Einzig das Fest der Kulturen, früher quasi der Höhepunkt des Monats, ist übriggeblieben. Es findet diesen Sonntag statt. Doch aufgrund der Einladungspolitik dazu kam es gleich zum nächsten Eklat. Die Initiative gegen Faschismus wurde nämlich heuer erstmals nicht eingeladen. Wohl aber der Verein Alif.

"Fragwürdige Strömung"

Dieser gehört zur Bewegung Milli Görüs, von der Teile nationalistische und immer wieder auch antisemitische Inhalte verbreiteten. 2017 hatten sich ÖVP und SPÖ von Funktionären wegen derer Zugehörigkeit zu Milli Görüs getrennt. Retzl resümiert: "Eine sehr fragwürdige islamistische Strömung ist also willkommen, wer sich demokratie- und integrationspolitisch engagiert, aber nicht."
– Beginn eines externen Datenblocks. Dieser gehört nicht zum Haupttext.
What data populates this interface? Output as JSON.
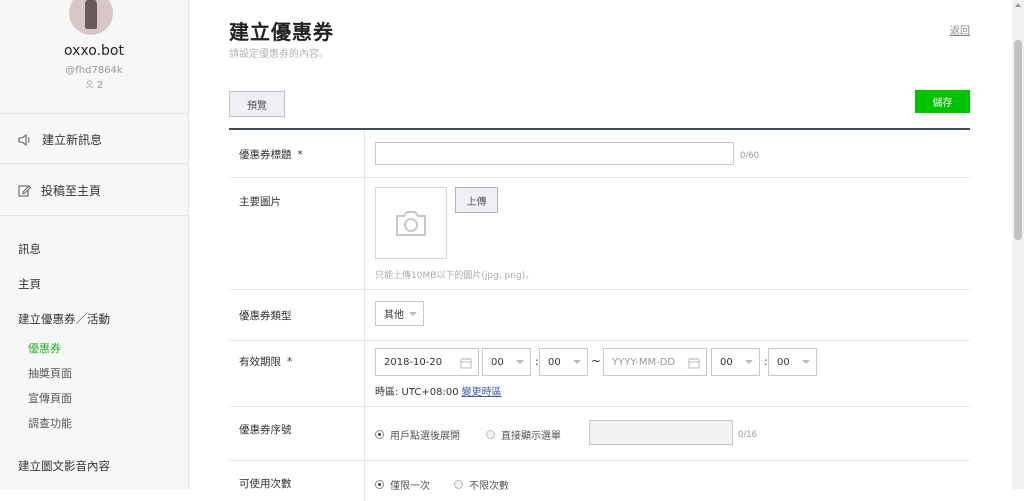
{
  "sidebar": {
    "bot_name": "oxxo.bot",
    "bot_id": "@fhd7864k",
    "friends_count": "2",
    "actions": [
      {
        "label": "建立新訊息",
        "icon": "speaker-icon"
      },
      {
        "label": "投稿至主頁",
        "icon": "edit-icon"
      }
    ],
    "nav": {
      "messages": "訊息",
      "home": "主頁",
      "coupons_events": "建立優惠券／活動",
      "coupon": "優惠券",
      "lottery": "抽獎頁面",
      "promo": "宣傳頁面",
      "survey": "調查功能",
      "rich_content": "建立圖文影音內容"
    }
  },
  "main": {
    "title": "建立優惠券",
    "subtitle": "請設定優惠券的內容。",
    "back_label": "返回",
    "preview_label": "預覽",
    "save_label": "儲存",
    "accent": "#00c300"
  },
  "form": {
    "title_field": {
      "label": "優惠券標題",
      "required_mark": "*",
      "value": "",
      "counter": "0/60"
    },
    "image_field": {
      "label": "主要圖片",
      "upload_label": "上傳",
      "hint": "只能上傳10MB以下的圖片(jpg, png)。"
    },
    "type_field": {
      "label": "優惠券類型",
      "selected": "其他"
    },
    "validity_field": {
      "label": "有效期限",
      "required_mark": "*",
      "start_date": "2018-10-20",
      "start_hour": "00",
      "start_minute": "00",
      "separator": "~",
      "end_date_placeholder": "YYYY-MM-DD",
      "end_hour": "00",
      "end_minute": "00",
      "timezone_text": "時區: UTC+08:00",
      "change_timezone_label": "變更時區"
    },
    "serial_field": {
      "label": "優惠券序號",
      "option_expand": "用戶點選後展開",
      "option_direct": "直接顯示選單",
      "counter": "0/16"
    },
    "usage_field": {
      "label": "可使用次數",
      "option_once": "僅限一次",
      "option_unlimited": "不限次數"
    }
  }
}
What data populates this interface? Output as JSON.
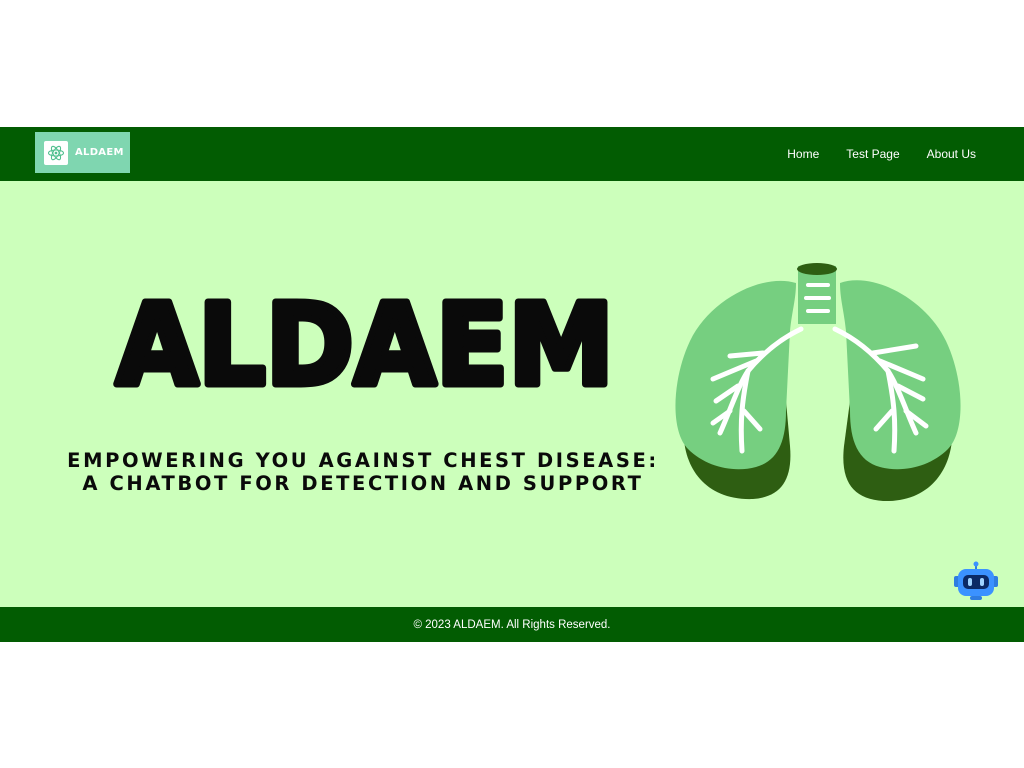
{
  "brand": {
    "name": "ALDAEM",
    "logo_text": "ALDAEM",
    "icon": "atom-icon"
  },
  "nav": {
    "items": [
      {
        "label": "Home"
      },
      {
        "label": "Test Page"
      },
      {
        "label": "About Us"
      }
    ]
  },
  "hero": {
    "title": "ALDAEM",
    "subtitle_line1": "EMPOWERING YOU AGAINST CHEST DISEASE:",
    "subtitle_line2": "A CHATBOT FOR DETECTION AND SUPPORT",
    "image": "lungs-illustration"
  },
  "chatbot": {
    "icon": "robot-icon"
  },
  "footer": {
    "text": "© 2023 ALDAEM. All Rights Reserved."
  },
  "colors": {
    "nav_bg": "#025c02",
    "hero_bg": "#ccffbb",
    "logo_bg": "#7fd6b0",
    "lung_light": "#76cf80",
    "lung_dark": "#2e5e12"
  }
}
"In Wels sind die von Alif in keinster Weise unangenehm aufgefallen", betont Kroiß, "die machen nie Probleme waren nie politisch extrem und waren beim Fest schon einige Male dabei."

Die antifaschistische Initiative vermutet hinter der Ausladung einen Racheakt, weil sie in jüngerer Vergangenheit immer wieder auf rechtsextreme Umtriebe in der FPÖ hingewiesen hat.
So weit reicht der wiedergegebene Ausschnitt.